На помощь слабеньким агентам направили еще одного – опытного «Ростовского». Второй отдел Запорожского МГБ рапортовал 5 июля 1952 года, что втершийся в доверие к Муквозу «Ростовский» должен был раскрыть перед ним своих, конечно же, еврейских, родственников в Киеве. Против Льва Григорьевича готовилась целая спецоперация: чекисты, под видом командировки, собирались вызвать Муквоза в Киев. В столице он, конечно, должен был остановиться у родни завербованного «приятеля». Чекисты надеялись, что таким образом выявят сионистское подполье в Киеве, ведь неоднократно судимый Лев Григорьевич, по их представлениям, должен был обязательно пойти на контакт со своими единомышленниками.
Помогали запорожцам всем миром: УМГБ Одесской области вменялось включить в разработку бывшего сиониста свою сотрудницу «Бебу», киевлянам – подставить Муквозу агента «Черняева». Доподлинно неизвестно, чем закончилась командировка Льва Григорьевича в Киев, но еще в середине марта 1953 года его дело находилось в разработке.
После смерти Сталина Муквоза оставили в покое. Единственное последствие его дела – то, что был относительно мягко репрессирован (понижен в должности) его родственник и коллега Самуил Шварц.

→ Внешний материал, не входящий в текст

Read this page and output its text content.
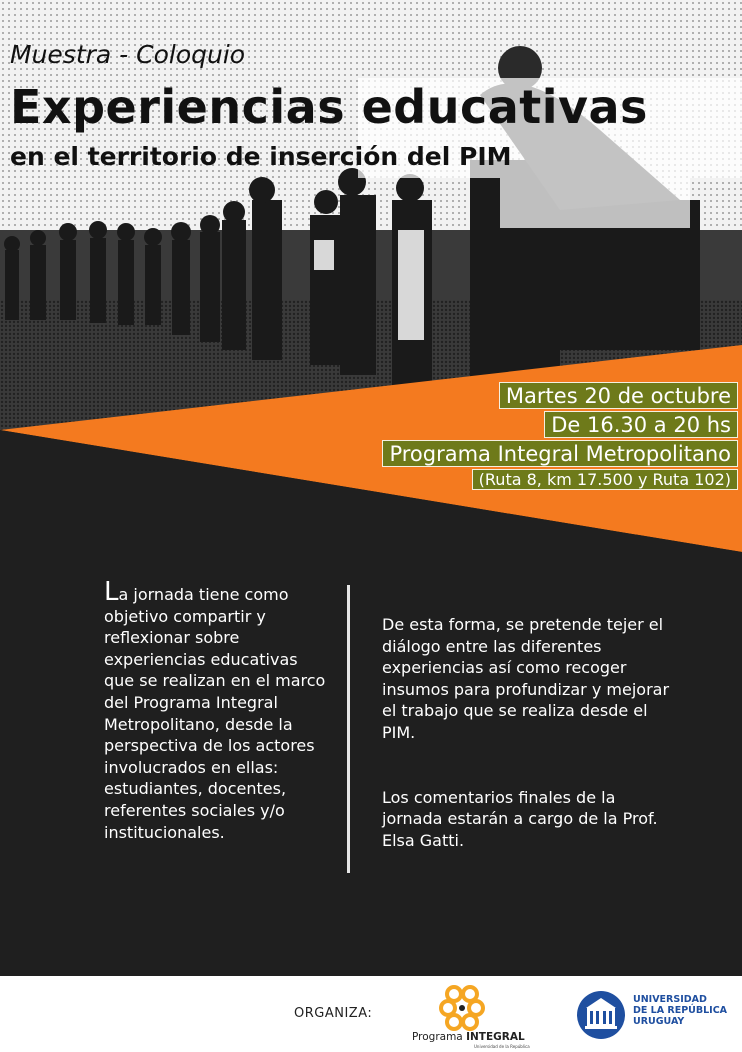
Muestra - Coloquio
Experiencias educativas
en el territorio de inserción del PIM
Martes 20 de octubre
De 16.30 a 20 hs
Programa Integral Metropolitano
(Ruta 8, km 17.500 y Ruta 102)
La jornada tiene como objetivo compartir y reflexionar sobre experiencias educativas que se realizan en el marco del Programa Integral Metropolitano, desde la perspectiva de los actores involucrados en ellas: estudiantes, docentes, referentes sociales y/o institucionales.

De esta forma, se pretende tejer el diálogo entre las diferentes experiencias así como recoger insumos para profundizar y mejorar el trabajo que se realiza desde el PIM.

Los comentarios finales de la jornada estarán a cargo de la Prof. Elsa Gatti.

ORGANIZA:
Programa INTEGRAL
Universidad de la República
UNIVERSIDAD
DE LA REPÚBLICA
URUGUAY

C такой анкетой талантливому врачу путь наверх, в Киев или в Москву, был прочно закрыт. Лев Григорьевич остался в Мелитополе и всю оставшуюся жизнь занимался исследованиями в своей области медицины. Им были достигнуты большие успехи в борьбе с гельминтозами в Запорожской области, особенно аскаридозом, гименолепидозом и энтеробиозом, разработаны научно обоснованные рациональные методы организации и проведения мероприятий по снижению количества этих заболеваний. Работы Льва Муквоза получили широкую известность и были использованы в практике борьбы с гельминтозом по всей территории Советского Союза.

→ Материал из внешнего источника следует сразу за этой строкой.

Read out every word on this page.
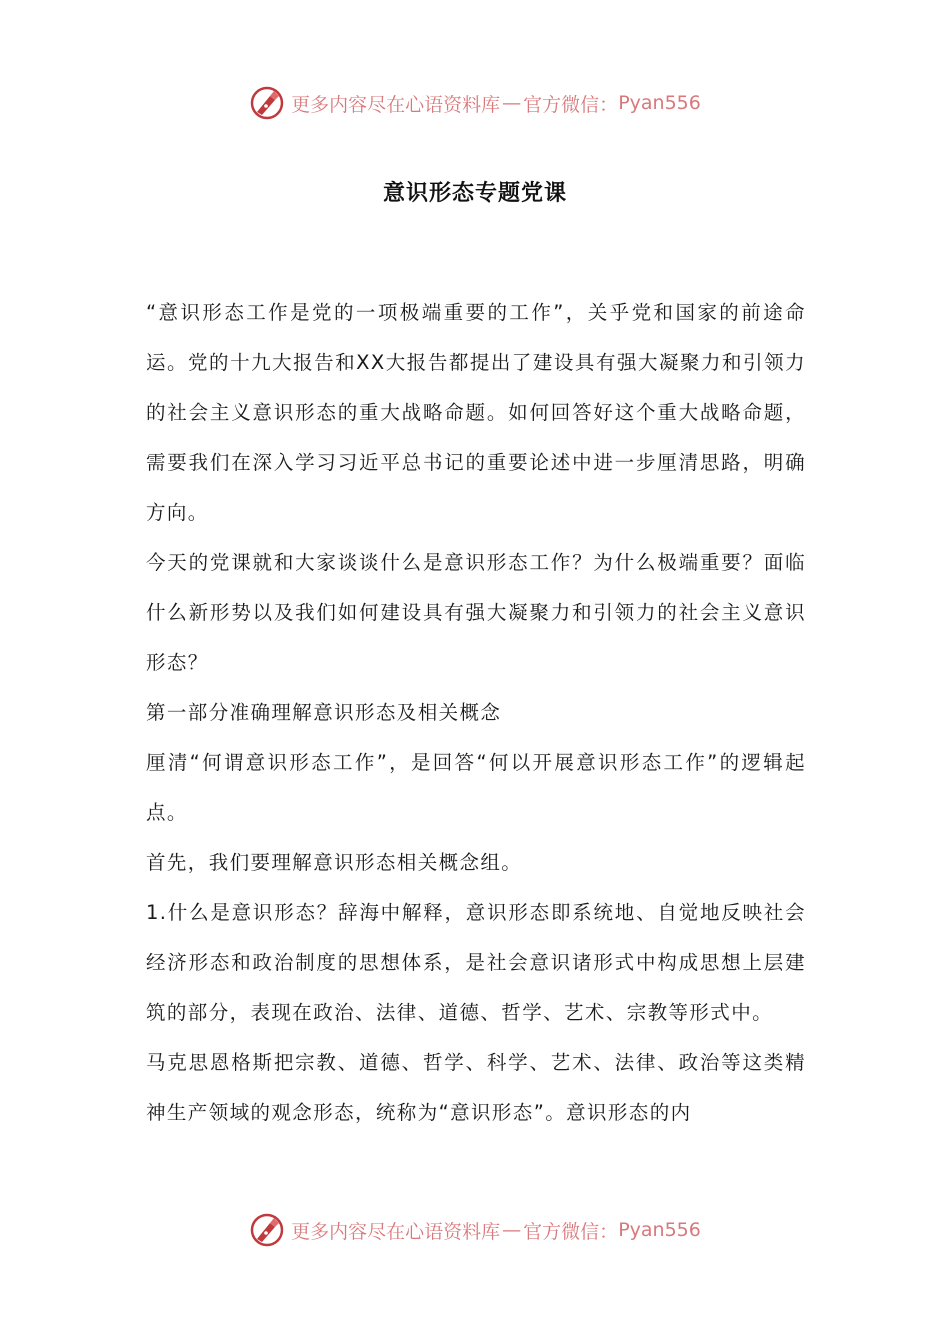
更多内容尽在心语资料库 — 官方微信： Pyan556
意识形态专题党课

“意识形态工作是党的一项极端重要的工作”，关乎党和国家的前途命运。党的十九大报告和XX大报告都提出了建设具有强大凝聚力和引领力的社会主义意识形态的重大战略命题。如何回答好这个重大战略命题，需要我们在深入学习习近平总书记的重要论述中进一步厘清思路，明确方向。

今天的党课就和大家谈谈什么是意识形态工作？为什么极端重要？面临什么新形势以及我们如何建设具有强大凝聚力和引领力的社会主义意识形态？

第一部分准确理解意识形态及相关概念

厘清“何谓意识形态工作”，是回答“何以开展意识形态工作”的逻辑起点。

首先，我们要理解意识形态相关概念组。

1.什么是意识形态？辞海中解释，意识形态即系统地、自觉地反映社会经济形态和政治制度的思想体系，是社会意识诸形式中构成思想上层建筑的部分，表现在政治、法律、道德、哲学、艺术、宗教等形式中。

马克思恩格斯把宗教、道德、哲学、科学、艺术、法律、政治等这类精神生产领域的观念形态，统称为“意识形态”。意识形态的内

更多内容尽在心语资料库 — 官方微信： Pyan556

Он организовал и бессменно руководил Запорожским филиалом Украинского научного общества паразитологов, являлся постоянным автором и членом редакционного совета всесоюзного журнала «Медицинская паразитология и паразитарные болезни». За вклад в развитие народного здравоохранения Льва Григорьевича неоднократно награждали грамотами и медалями, а в 1967 году он получил значок «Отличнику здравоохранения».
17 апреля 1975 года Льва Григорьевича Муквоза, прожившего насыщенную жизнь, достойную приключенческого романа, не стало. Он был талантливым и уважаемым всеми человеком, которого спустя многие десятилетия в своих мемуарах вспоминали уехавшие в Палестину соратники и оставшиеся в Советском Союзе коллеги и ученики. Советский режим играл с ним как кошка с мышью, но ему удалось провести эту игру по своим правилам. Нам кажется, что он выиграл. А вам?